Dématérialisation et services publics : une nouvelle étude pointe l’insatisfaction des Français

Un sondage réalisé pour Le Sens du service public souligne la perception négative des usagers vis-à-vis des administrations ayant opté pour des relations « tout numérique ». Les structures qui préservent des guichets physiques, notamment les collectivités, sont les mieux notées.

L’Intelligence artificielle prendra le contrôle de l’Etat.

Par Emmanuelle Quémard

Il ne s’agit pas encore de défiance, mais le niveau global de satisfaction des Français à l’égard de leurs services publics n’a jamais paru aussi faible.

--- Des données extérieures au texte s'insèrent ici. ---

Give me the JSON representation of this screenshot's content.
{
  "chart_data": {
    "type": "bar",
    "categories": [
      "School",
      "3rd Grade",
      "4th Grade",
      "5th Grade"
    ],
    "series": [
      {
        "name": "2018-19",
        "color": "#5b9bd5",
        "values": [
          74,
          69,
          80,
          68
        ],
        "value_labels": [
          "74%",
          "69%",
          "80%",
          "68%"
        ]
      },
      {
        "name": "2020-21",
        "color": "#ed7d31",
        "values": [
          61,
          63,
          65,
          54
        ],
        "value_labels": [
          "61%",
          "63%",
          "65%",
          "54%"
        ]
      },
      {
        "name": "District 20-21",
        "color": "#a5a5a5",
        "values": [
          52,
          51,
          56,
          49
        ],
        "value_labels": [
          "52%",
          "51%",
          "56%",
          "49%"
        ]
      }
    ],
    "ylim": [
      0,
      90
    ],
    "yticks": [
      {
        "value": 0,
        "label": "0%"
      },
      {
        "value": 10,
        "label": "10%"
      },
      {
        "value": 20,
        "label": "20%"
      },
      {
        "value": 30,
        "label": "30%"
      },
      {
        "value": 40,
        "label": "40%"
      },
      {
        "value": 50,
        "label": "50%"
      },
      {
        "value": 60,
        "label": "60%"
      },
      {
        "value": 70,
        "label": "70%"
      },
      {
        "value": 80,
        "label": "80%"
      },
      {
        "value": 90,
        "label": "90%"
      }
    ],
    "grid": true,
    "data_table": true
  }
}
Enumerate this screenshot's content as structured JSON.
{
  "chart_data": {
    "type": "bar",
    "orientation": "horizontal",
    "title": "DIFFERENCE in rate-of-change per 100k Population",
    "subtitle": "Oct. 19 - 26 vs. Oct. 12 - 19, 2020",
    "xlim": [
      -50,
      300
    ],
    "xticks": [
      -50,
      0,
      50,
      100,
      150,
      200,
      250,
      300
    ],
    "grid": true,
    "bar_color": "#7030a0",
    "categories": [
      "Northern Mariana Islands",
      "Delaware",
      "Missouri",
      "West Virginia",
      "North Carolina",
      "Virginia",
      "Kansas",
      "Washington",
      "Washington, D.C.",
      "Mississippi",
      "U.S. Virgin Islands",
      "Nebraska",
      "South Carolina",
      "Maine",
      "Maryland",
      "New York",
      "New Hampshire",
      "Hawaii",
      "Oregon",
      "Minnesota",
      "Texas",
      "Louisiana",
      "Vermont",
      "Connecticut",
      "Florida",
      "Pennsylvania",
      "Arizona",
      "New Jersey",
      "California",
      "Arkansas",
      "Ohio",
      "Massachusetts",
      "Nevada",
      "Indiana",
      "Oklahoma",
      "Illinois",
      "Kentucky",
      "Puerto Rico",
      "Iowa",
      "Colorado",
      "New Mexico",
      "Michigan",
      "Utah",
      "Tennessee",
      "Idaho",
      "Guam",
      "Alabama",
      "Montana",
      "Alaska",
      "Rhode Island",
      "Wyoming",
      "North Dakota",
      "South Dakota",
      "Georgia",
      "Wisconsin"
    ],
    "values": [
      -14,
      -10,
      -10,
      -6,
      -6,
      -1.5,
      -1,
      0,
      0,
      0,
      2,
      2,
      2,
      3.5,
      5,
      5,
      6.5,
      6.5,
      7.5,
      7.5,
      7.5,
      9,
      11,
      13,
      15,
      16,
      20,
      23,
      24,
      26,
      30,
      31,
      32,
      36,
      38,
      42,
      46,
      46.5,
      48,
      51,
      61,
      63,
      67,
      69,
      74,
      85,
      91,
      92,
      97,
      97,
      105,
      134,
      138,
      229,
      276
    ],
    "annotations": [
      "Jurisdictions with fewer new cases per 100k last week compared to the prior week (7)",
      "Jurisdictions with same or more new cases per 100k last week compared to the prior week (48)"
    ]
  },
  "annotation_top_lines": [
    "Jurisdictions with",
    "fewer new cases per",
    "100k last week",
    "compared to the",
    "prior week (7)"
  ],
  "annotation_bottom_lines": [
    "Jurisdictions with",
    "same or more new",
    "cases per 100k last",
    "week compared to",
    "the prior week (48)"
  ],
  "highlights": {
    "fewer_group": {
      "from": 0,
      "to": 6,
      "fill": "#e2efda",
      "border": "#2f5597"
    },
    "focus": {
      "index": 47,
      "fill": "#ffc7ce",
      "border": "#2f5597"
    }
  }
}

C’est en substance ce qui ressort du premier Palmarès des services publics publié le 21 avril par le cercle de réflexion Le Sens du service public.

Basé sur un sondage réalisé par l’institut Opinionway (1), ce document révèle, en effet, qu’un fossé est en train de se creuser entre les usagers et un grand nombre d’administrations. Dans ce contexte, c’est Pôle emploi qui fait figure de lanterne rouge. Avant même d’opérer sa mue vers le futur France Travail, le service public de l’emploi n’obtient pas la moyenne auprès des personnes interrogées. Avec une note de 4,9 sur 10, Pôle emploi ferme même la marche de ce palmarès. Un palmarès où la Caisse d’allocations familiales (notée à 5,7), les préfectures (5,7 également), le service des impôts (6,2) ou l’Assurance retraite (6,3) figurent aussi parmi les plus mal classés.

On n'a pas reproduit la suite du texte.